The third benefit the eGMS provides nurses is to keep them on a time track for each blood glucose measure via an alert system that can only be silenced by performing the BG. Even the best nurses with the greatest intentions in world-class hospitals struggle to consistently measure blood glucose on time. In general, this happens because they're involved with multiple critical patients and the standard BG check is not a top priority. Providers and bedside nurses desire to do the right thing, but traditionally, strict glycemic control has proved dangerous and difficult. eGMS has narrowed the gap and offers significant protection, still requiring the engagement and commitment of the bedside caregiver.

BK: As you know, the theme of World Diabetes Day 2020 is “The Nurse and Diabetes.” As someone with a deep understanding of the impact glycemic management has on the overall patient experience, what are your thoughts on highlighting the role of nursing professionals in preventing adverse health effects associated with poor blood glucose?

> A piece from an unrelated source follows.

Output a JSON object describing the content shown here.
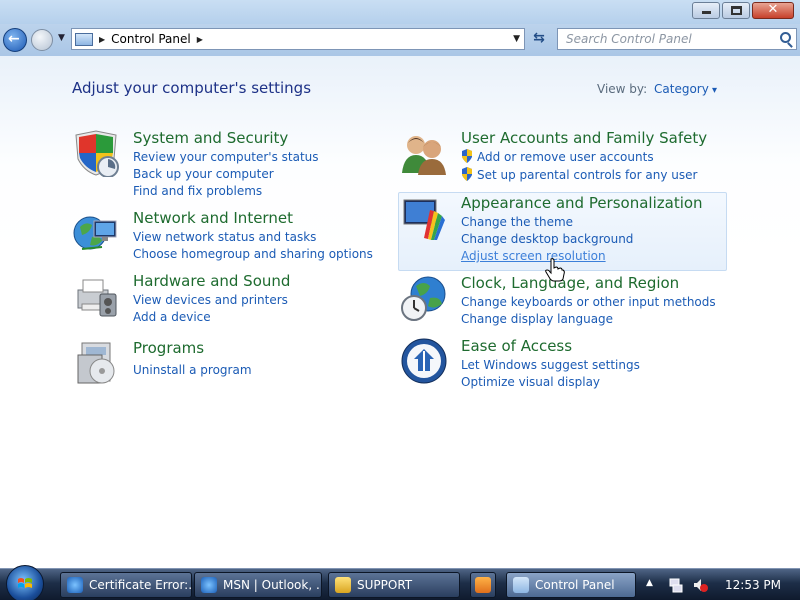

BM: Nurses rise to any challenge offered, as long as they have the reason why and the resources to do so. Glycemic management is no different than any task that might seem insurmountable, but becomes achievable when we blend science, evidence and technology and nursing commitment. Nowhere is that more obvious that in the time of COVID. We all have to appreciate the nurses we work with and their daily herculean efforts. The nurses at my hospital care for some of the most critical patients with five or six vasoactive drips, on a ventilator and Continuous Renal Replacement Therapy. In addition to that, they’ve made glycemic management a priority improving outcomes for some of our most critically ill patients.

My colleagues always rise to the challenge, raising the bar of excellence and we see that when reflecting on our glycemic data. We continue to exceed benchmarks for glycemic management, almost obliterating hypoglycemia and we continue, everyday, to exceed expectations and adapt to a brave new world of technology and improved outcomes.